It seems that insurance has it worse than just about any other industry. A study by McKinsey finds that 65% of those who resigned from a job in insurance or finance between April 2020 and April 2022 left the industry entirely. That percentage is exceeded only by the 76% in consumer/retail, which has always had a problem retaining people, and the 72% in government/social sector. And the departures from insurance come as the industry is starting to experience a long-anticipated sort of Great Retirement, as an awful lot of talent is aging out of the work force.

What to do?

The McKinsey report warns that "there simply aren’t enough traditional employees to fill all the openings. Even when employers successfully woo these workers from rivals, they are just reshuffling talent and contributing to wage escalation while failing to solve the underlying structural imbalance. To close the gap, employers should try to win back nontraditional workers." 

To do so, the report argues, employers need to understand different personas and craft appeals to each.

For instance, the persona that McKinsey labels the "do-it-yourselfer" values autonomy above all else and could be attracted by modularized work that can be done independently and measured by output rather than based on time spent. 

The "caregivers" -- which strike me as a particularly rich opportunity -- are what I've seen described as the "sandwich" age group. They're caught in between caring for kids and caring for their parents. They respond to offers of compensation much as traditional employees do but have a whole, complicated set of needs for flexibility. If they can be accommodated, they bring a rich set of skills.

The "idealists," who are students and younger part-timers, have often avoided insurance because they don't find it exciting but, it seems to me, could be attracted much more readily if insurance does a better job of describing its "noble purpose."

The "relaxers" also seem to me to be a rich vein for the insurance industry to tap. A lot of the calculations about the talent drain facing the insurance industry are based on the traditional notion that people retire at age 65. But 65 is no longer such a cut-and-dried number, especially with work-from-home becoming widespread. Sure, people may no longer want to saddle up and head to the office for 40 or more hours a week, but maybe they'd work 20 or 25 on some sort of flexible basis at home, to contribute on projects they find meaningful, to keep their brains engaged and to stay in touch with their friends, while still allowing time for more travel, golf or something else. Some sort of continuation of health benefits could be a powerful sweetener -- and there's an awful lot of institutional knowledge that could be kept from walking out the door.

"Vitally, companies can no longer assume that they can fill empty slots with workers similar to the ones who just left," the report says. Insurers wanting to address the talent problem will need to not only look in nontraditional areas but must be willing to craft more personalized value propositions for employees.
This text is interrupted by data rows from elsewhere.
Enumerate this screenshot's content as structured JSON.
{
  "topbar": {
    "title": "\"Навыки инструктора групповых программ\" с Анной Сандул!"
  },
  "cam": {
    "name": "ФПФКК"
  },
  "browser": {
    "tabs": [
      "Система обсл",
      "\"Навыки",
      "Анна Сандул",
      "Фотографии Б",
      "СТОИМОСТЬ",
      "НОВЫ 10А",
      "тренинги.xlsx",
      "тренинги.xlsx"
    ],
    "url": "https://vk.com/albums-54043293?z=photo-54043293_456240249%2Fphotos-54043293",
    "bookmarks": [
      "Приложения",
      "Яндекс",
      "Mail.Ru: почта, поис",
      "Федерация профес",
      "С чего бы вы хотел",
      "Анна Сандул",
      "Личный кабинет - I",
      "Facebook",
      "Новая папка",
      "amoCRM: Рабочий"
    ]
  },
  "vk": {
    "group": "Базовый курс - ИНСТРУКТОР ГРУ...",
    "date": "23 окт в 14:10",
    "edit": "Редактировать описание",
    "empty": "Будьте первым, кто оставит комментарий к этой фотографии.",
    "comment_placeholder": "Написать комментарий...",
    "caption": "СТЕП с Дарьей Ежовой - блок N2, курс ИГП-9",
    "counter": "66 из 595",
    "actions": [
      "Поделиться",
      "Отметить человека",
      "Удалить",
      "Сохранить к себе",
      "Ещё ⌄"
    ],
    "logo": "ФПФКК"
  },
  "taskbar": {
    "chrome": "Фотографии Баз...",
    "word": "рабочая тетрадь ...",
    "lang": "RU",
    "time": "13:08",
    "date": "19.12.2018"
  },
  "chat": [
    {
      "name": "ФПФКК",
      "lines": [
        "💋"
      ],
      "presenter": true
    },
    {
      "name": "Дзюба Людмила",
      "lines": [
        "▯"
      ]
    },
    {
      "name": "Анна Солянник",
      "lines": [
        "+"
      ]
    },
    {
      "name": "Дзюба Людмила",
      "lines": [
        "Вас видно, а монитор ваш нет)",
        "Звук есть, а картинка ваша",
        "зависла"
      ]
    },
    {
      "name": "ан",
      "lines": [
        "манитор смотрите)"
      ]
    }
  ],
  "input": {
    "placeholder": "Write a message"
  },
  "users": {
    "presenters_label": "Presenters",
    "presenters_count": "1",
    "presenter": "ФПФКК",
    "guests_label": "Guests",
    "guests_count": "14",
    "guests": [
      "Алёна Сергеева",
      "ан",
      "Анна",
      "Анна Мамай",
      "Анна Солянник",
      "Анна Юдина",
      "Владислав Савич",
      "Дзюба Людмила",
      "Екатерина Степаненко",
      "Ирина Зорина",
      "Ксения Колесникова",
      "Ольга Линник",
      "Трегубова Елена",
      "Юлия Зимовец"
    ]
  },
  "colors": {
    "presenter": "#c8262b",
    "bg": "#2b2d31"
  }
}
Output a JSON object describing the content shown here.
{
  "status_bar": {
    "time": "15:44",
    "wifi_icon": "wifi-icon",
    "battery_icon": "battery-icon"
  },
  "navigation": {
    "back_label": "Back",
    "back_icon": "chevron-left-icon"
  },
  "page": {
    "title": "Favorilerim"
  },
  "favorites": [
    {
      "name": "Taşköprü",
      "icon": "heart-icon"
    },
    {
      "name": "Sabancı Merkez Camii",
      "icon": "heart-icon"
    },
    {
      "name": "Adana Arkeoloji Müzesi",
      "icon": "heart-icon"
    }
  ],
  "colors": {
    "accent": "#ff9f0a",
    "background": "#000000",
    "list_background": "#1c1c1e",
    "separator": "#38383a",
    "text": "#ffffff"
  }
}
Employers can also help themselves a lot by stopping some behaviors that cause that talent gap to develop in the first place. In particular, McKinsey says, "It cannot be overstated just how influential a bad boss can be in causing people to leave,... along with a lack of career development." 

The report provides a full description in the figure below that shows which factors, according to the firm's research, are most likely to drive people away, as well as which factors attract people.

Push and pull: Employers should understand the motivating factors that  keep people in jobs—and the demotivators that drive workers away.

Albert Einstein famously said, "We can't solve problems by using the same kind of thinking we used when we created them." If we're to get out of the talent crisis that is unfolding around us, it's time for some bold, new thinking.